Childhood & Growing up
So many of us spend a good portion of our childhood striving to be grown up. It’s all those dreaded questions: What do you want to be when you grow up? What do you want to study in college? You know, all those delightful questions that require kids start thinking about their adult years before they’ve even hit puberty.
It’s an entirely unrealistic expectation, especially considering that the part of the brain that drives major executive decision making isn’t even finished baking until the early/mid 20s. At least when I was a kid we were allowed to be kids for a bit. Even if all those questions existed and persisted (which they did) there was still time for cavorting in the wooded area outside, games of make-believe, blanket fortresses on rainy days and the like.
Candidly I’m not altogether clear on what’s so amazing about being an adult. If it’s about having agency over myself and my life, choosing what I eat, wear and do with my time, then okay, I guess. But the problem I see is that when we say that someone is being “childish” or call someone “juvenile” it’s thrown as a pejorative. It’s something I noodled on in this episode of the Talk, Unleashed podcast.
Thing is, it’s when we are in these early developmental stages when the breath of creative life fills our lungs. When an oversized cardboard box might double as a pirate ship. When we bust into song and dance for no particular reason with our friends as we walk down the street.
Then we “grow up”. Gone are the impromptu dance parties. Gone are the creative sparks that lead to other worlds and characters.
Personally I think that’s a load of horseshit.

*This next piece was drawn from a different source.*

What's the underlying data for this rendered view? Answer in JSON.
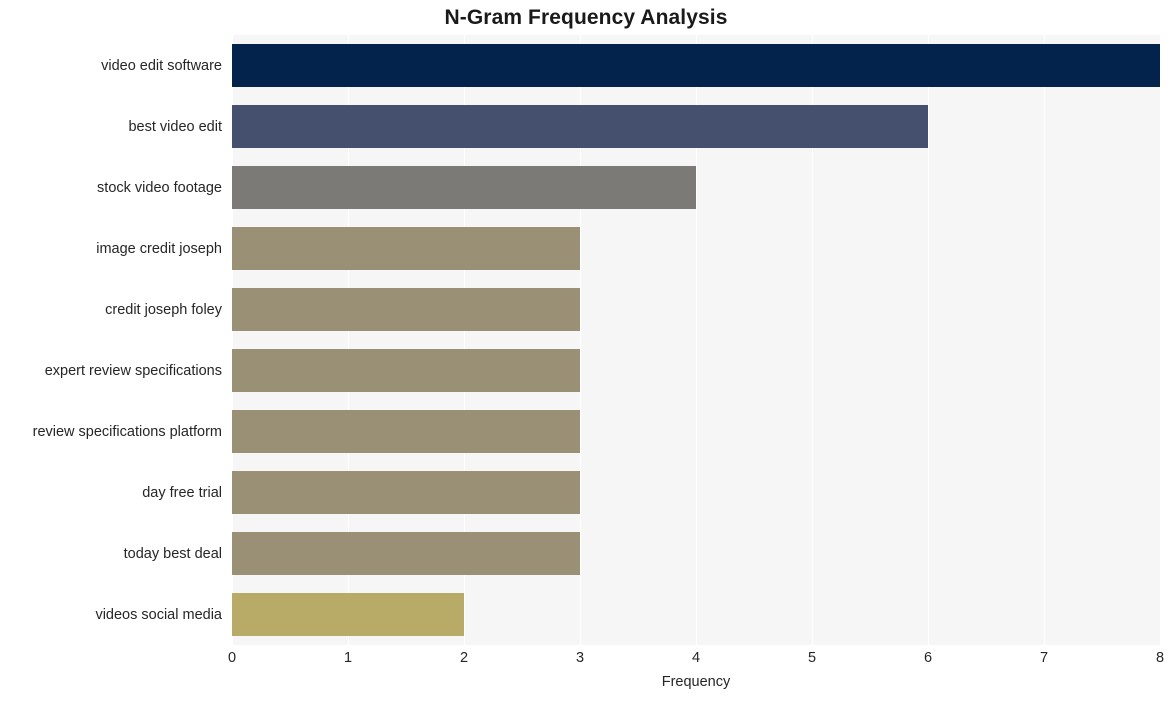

I’m that person who you see at a stop light, jamming out to the music on the radio and, on being seen by someone in another car, rolls down the window and invites them to jam along. I’m that person who doesn’t just mindlessly bob my head to music in the grocery store, but will bust a move and coax others to do same. It’s about joy.
So what’s your take on the idea? And what preconceived ideas can you break apart to find the power of that youthful mind and bring that passion into your life today?